Ribs: A half rack of babyback ribs ($11.95) was thin of meat, lightly coated with a dark sauce and a little dark under the sauce. Someone looking for fall-off-the-bone ribs would be disappointed by the half rack that hit my table, because the meat was pretty stiff. I'm guessing the texture (dry, super sturdy) had more to do with storage and reheating than undercooking, especially since these ribs are touted as slow smoked for 12 hours. There are convincing reheats and obvious reheats, but this was a really obvious reheat.
Again clearing the memory banks, I tried to forget about the texture and just taste the meat with no preconceived notions, and I liked how it tasted. There was some good pork flavor in there, heightened by rub and probably smoke. So based on flavor, I see some real potential here. But ultimately, the skimpiness and rigidity were hurdles that were just too high to clear when assessing these ribs as a whole.

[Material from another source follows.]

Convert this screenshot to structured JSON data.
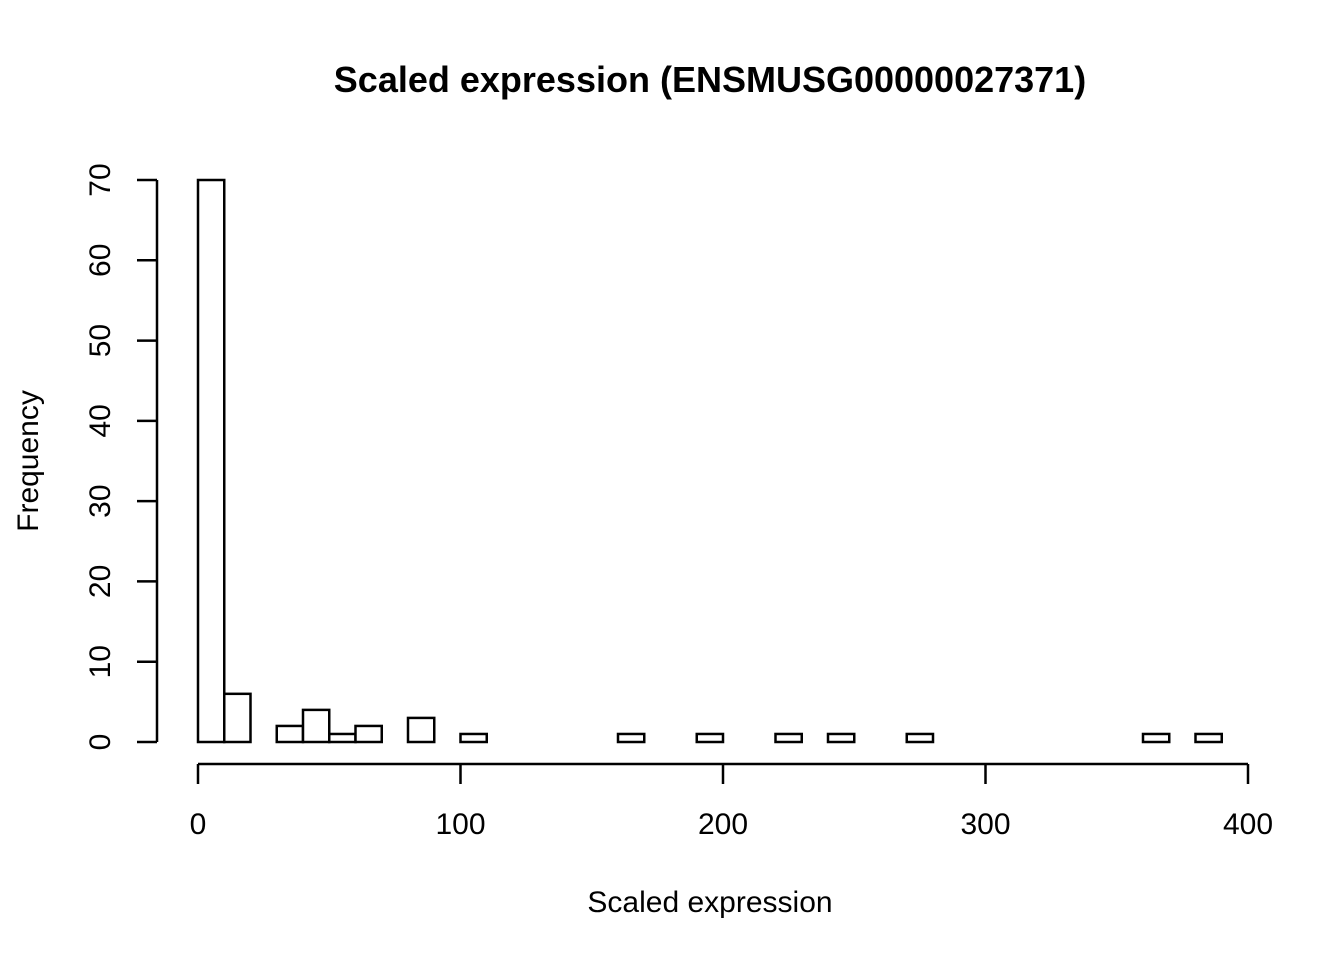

Barbecue sauce isn't available on the table but is pre-applied in full force to the pulled pork and ribs. It's dark, sweet and a little more generic than what I remembered at The Farm in Essex.
Fries: Fresh cut fries ($2.50) were probably the best thing I tried that night. Long, thin and nicely seasoned, they were very crisp outside and incredibly soft inside, causing them to droop when lifted out of the boat. I still liked them, but rigidity would have been much more welcome here.
The Bottom Line
A quick burger and fries here while setting expectations accordingly isn't too far fetched, but I'd save a serious rib splurge and even a simple pulled pork sandwich for a more worthy contender.
I can see someone thinking I have a vendetta against The Farm: after not receiving their Essex flagship restaurant all that warmly, I enjoyed The Farm Downtown in Beverly even less. On the contrary, I see a lot of potential in both places and am rooting to see it fulfilled. But so far, I've come up dry like the ribs. In talking with the counter person, I learned that there's more expansion planned this year, with another two units on the way. Maybe The Farm should focus a little less on expansion and a little more on execution, because with some better decisions and a little more focus, this could be a winner.